LAs must make young people aware of the support available to them in higher education and how to claim it, including the Disabled Students Allowance (DSA). DSAs are available to help students in higher education with the extra costs they may incur on their course because of a disability. Colleges or training providers must not charge young people tuition fees for higher education places, as the funding will be provided by their Local Authority (LA) and the Education Funding Agency (EFA).

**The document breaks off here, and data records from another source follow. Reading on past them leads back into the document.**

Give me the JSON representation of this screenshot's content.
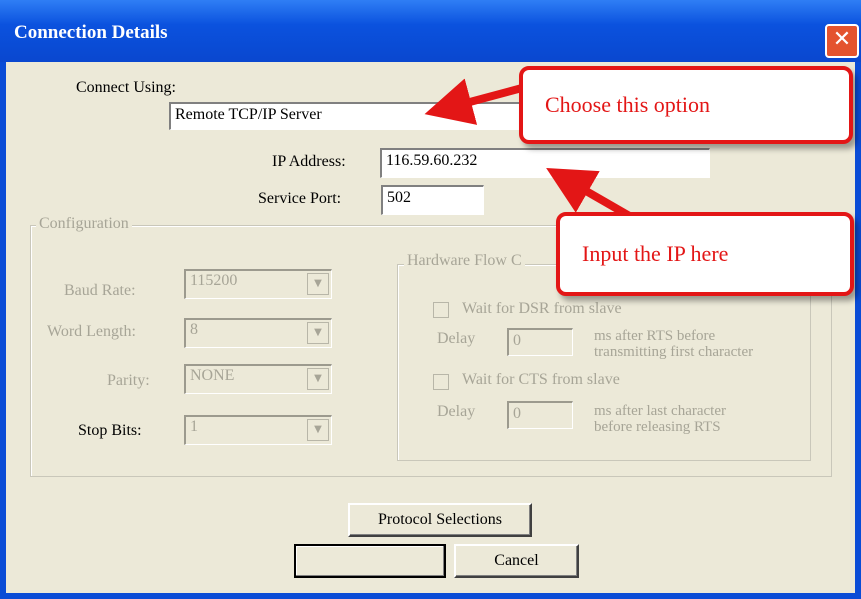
{
  "window": {
    "title": "Connection Details",
    "close_glyph": "✕"
  },
  "connect_using": {
    "label": "Connect Using:",
    "value": "Remote TCP/IP Server"
  },
  "ip": {
    "label": "IP Address:",
    "value": "116.59.60.232"
  },
  "port": {
    "label": "Service Port:",
    "value": "502"
  },
  "configuration": {
    "legend": "Configuration",
    "baud_rate": {
      "label": "Baud Rate:",
      "value": "115200"
    },
    "word_length": {
      "label": "Word Length:",
      "value": "8"
    },
    "parity": {
      "label": "Parity:",
      "value": "NONE"
    },
    "stop_bits": {
      "label": "Stop Bits:",
      "value": "1"
    }
  },
  "hardware_flow": {
    "legend": "Hardware Flow C",
    "dsr": {
      "label": "Wait for DSR from slave",
      "delay_label": "Delay",
      "delay_value": "0",
      "note_line1": "ms after RTS before",
      "note_line2": "transmitting first character"
    },
    "cts": {
      "label": "Wait for CTS from slave",
      "delay_label": "Delay",
      "delay_value": "0",
      "note_line1": "ms after last character",
      "note_line2": "before releasing RTS"
    }
  },
  "buttons": {
    "protocol": "Protocol Selections",
    "ok": "",
    "cancel": "Cancel"
  },
  "annotations": {
    "callout1": "Choose this option",
    "callout2": "Input the IP here",
    "color": "#e31616"
  }
}
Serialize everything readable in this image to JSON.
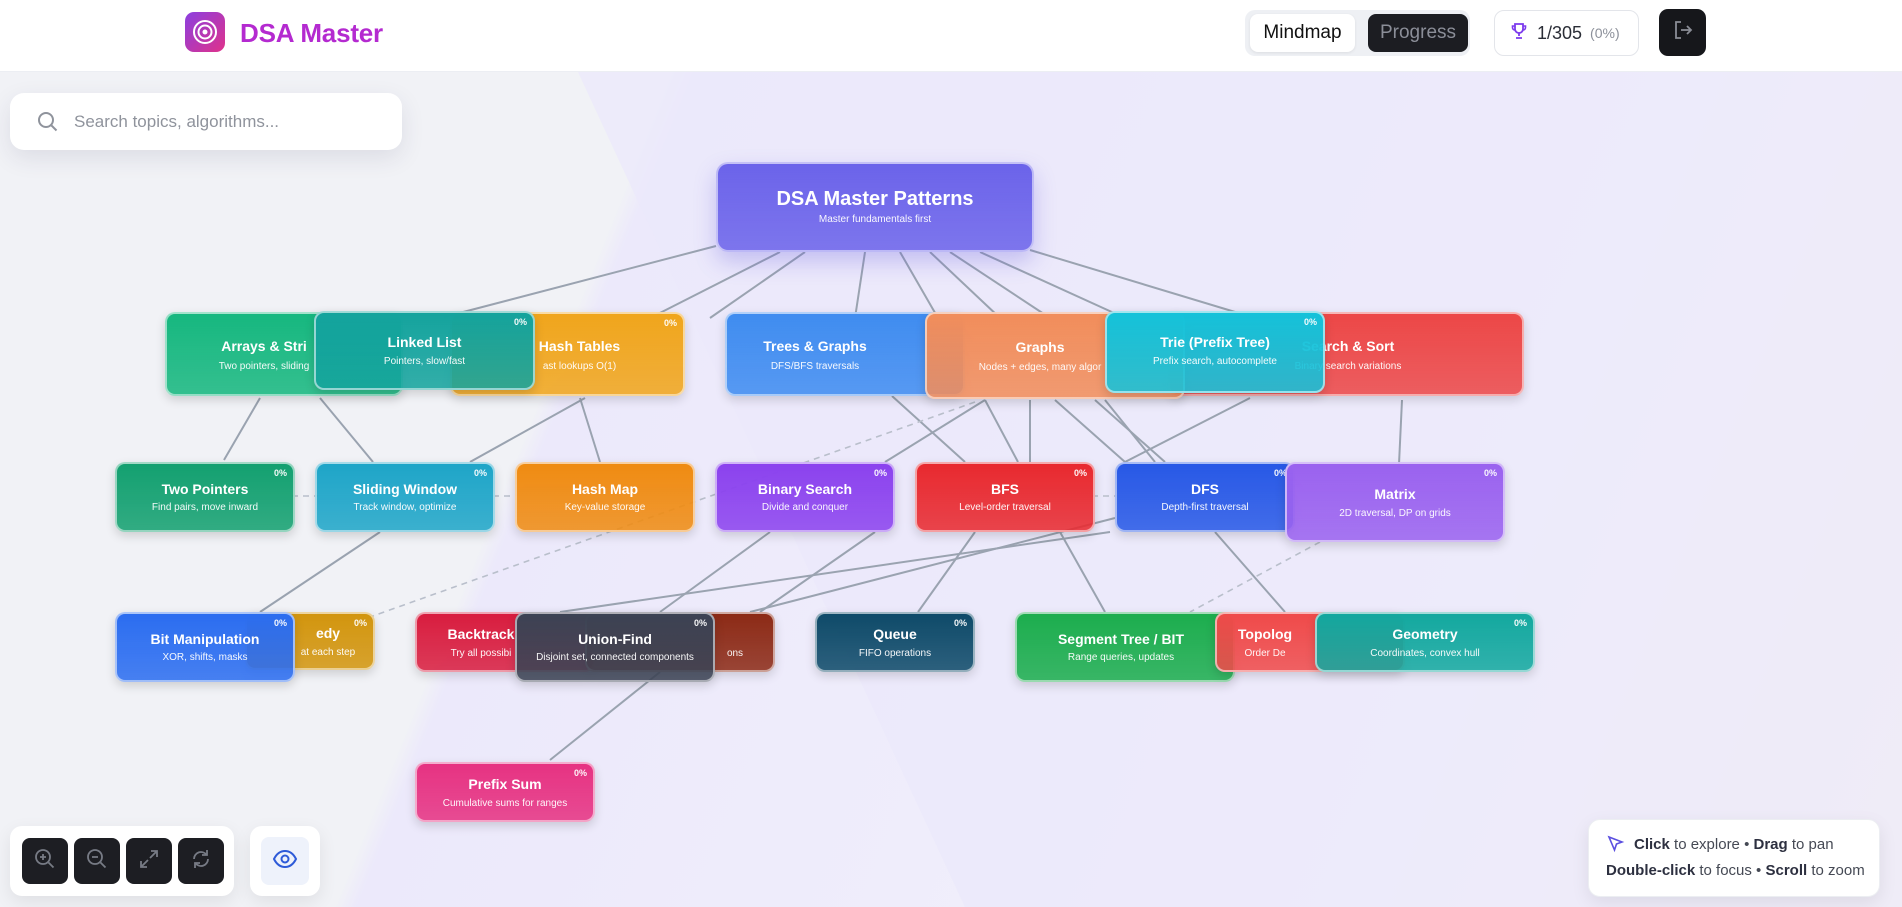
{
  "app": {
    "brand": "DSA Master",
    "logo_icon": "target-icon",
    "view_toggle": {
      "mindmap_label": "Mindmap",
      "progress_label": "Progress",
      "active": "Mindmap"
    },
    "stats": {
      "icon": "trophy-icon",
      "count": "1/305",
      "percent": "(0%)"
    },
    "logout_icon": "logout-icon"
  },
  "search": {
    "placeholder": "Search topics, algorithms...",
    "value": ""
  },
  "nodes": {
    "root": {
      "title": "DSA Master Patterns",
      "subtitle": "Master fundamentals first",
      "color": "#6b63ea"
    },
    "arrays": {
      "title": "Arrays & Stri",
      "subtitle": "Two pointers, sliding",
      "color": "#16b77f"
    },
    "linked_list": {
      "title": "Linked List",
      "subtitle": "Pointers, slow/fast",
      "percent": "0%",
      "color": "#14a39d"
    },
    "hash_tables": {
      "title": "Hash Tables",
      "subtitle": "ast lookups O(1)",
      "percent": "0%",
      "color": "#f0a51c"
    },
    "trees_graphs": {
      "title": "Trees & Graphs",
      "subtitle": "DFS/BFS traversals",
      "color": "#3f8cf0"
    },
    "graphs": {
      "title": "Graphs",
      "subtitle": "Nodes + edges, many algor",
      "color": "#f18d5b"
    },
    "trie": {
      "title": "Trie (Prefix Tree)",
      "subtitle": "Prefix search, autocomplete",
      "percent": "0%",
      "color": "#14c2da"
    },
    "search_sort": {
      "title": "Search & Sort",
      "subtitle": "Binary search variations",
      "color": "#ec4747"
    },
    "two_pointers": {
      "title": "Two Pointers",
      "subtitle": "Find pairs, move inward",
      "percent": "0%",
      "color": "#13a070"
    },
    "sliding_window": {
      "title": "Sliding Window",
      "subtitle": "Track window, optimize",
      "percent": "0%",
      "color": "#1ea5c8"
    },
    "hash_map": {
      "title": "Hash Map",
      "subtitle": "Key-value storage",
      "color": "#ef8b12"
    },
    "binary_search": {
      "title": "Binary Search",
      "subtitle": "Divide and conquer",
      "percent": "0%",
      "color": "#8b42ee"
    },
    "bfs": {
      "title": "BFS",
      "subtitle": "Level-order traversal",
      "percent": "0%",
      "color": "#e8292f"
    },
    "dfs": {
      "title": "DFS",
      "subtitle": "Depth-first traversal",
      "percent": "0%",
      "color": "#2758e6"
    },
    "matrix": {
      "title": "Matrix",
      "subtitle": "2D traversal, DP on grids",
      "percent": "0%",
      "color": "#9a62ef"
    },
    "bit_manipulation": {
      "title": "Bit Manipulation",
      "subtitle": "XOR, shifts, masks",
      "percent": "0%",
      "color": "#2b6df0"
    },
    "greedy": {
      "title": "edy",
      "subtitle": "at each step",
      "percent": "0%",
      "color": "#d2950e"
    },
    "backtracking": {
      "title": "Backtrack",
      "subtitle": "Try all possibi",
      "color": "#d81d3f"
    },
    "union_find_behind": {
      "subtitle": "ons",
      "color": "#8c2a16"
    },
    "union_find": {
      "title": "Union-Find",
      "subtitle": "Disjoint set, connected components",
      "percent": "0%",
      "color": "#3c4354"
    },
    "queue": {
      "title": "Queue",
      "subtitle": "FIFO operations",
      "percent": "0%",
      "color": "#0e4a69"
    },
    "segment_tree": {
      "title": "Segment Tree / BIT",
      "subtitle": "Range queries, updates",
      "color": "#1cad4e"
    },
    "topological": {
      "title": "Topolog",
      "subtitle": "Order De",
      "color": "#ef4a4a"
    },
    "geometry": {
      "title": "Geometry",
      "subtitle": "Coordinates, convex hull",
      "percent": "0%",
      "color": "#13a89f"
    },
    "prefix_sum": {
      "title": "Prefix Sum",
      "subtitle": "Cumulative sums for ranges",
      "percent": "0%",
      "color": "#e63282"
    }
  },
  "zoom_controls": {
    "zoom_in_icon": "zoom-in-icon",
    "zoom_out_icon": "zoom-out-icon",
    "fit_icon": "expand-icon",
    "reset_icon": "refresh-icon",
    "visibility_icon": "eye-icon"
  },
  "help": {
    "line1": {
      "click": "Click",
      "explore": " to explore • ",
      "drag": "Drag",
      "pan": " to pan"
    },
    "line2": {
      "dblclick": "Double-click",
      "focus": " to focus • ",
      "scroll": "Scroll",
      "zoom": " to zoom"
    }
  }
}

LAs should plan a smooth transition to higher education for a young person with an EHCP. Once the young person’s place has been confirmed at a higher education institution, the LA must pass a copy of their EHCP to that institution at the earliest opportunity. The LA should also plan how social care support will be maintained for a young person with an EHCP, where the young person continues to require it, and whether this will continue to be provided by the home local authority or by the authority in the area that they are moving to. This should include consideration of how the student will be supported if they have a dual location, for example, if they live close to the higher education institution during term time and at home during vacations.

What about young people between 19 and 25 years old?

LAs are not responsible for securing or funding education and training opportunities for young people aged 19 to 25 who do not have EHCPs. LAs must set out in their Local Offer the support and provision that 19 to 25 year-olds with SEN can access, regardless of whether they have an EHCP. 19 to 25 year olds with SEN but without EHCPs can choose to remain in full time education. Colleges are funded by the Skills Funding Agency (SFA) for all students aged 19 and over who do not have an EHCP (including those who declare a learning difficulty or disability). Colleges are able to charge fees for these students, but must use their best endeavours to secure the necessary special educational provision that they need.

Young people with EHCPs should have free access to further education in the same way as 16-18-year-olds. Apprentices aged 19-25 with EHC plans are fully funded on the same terms and funding rates as 16-18-year-old apprentices.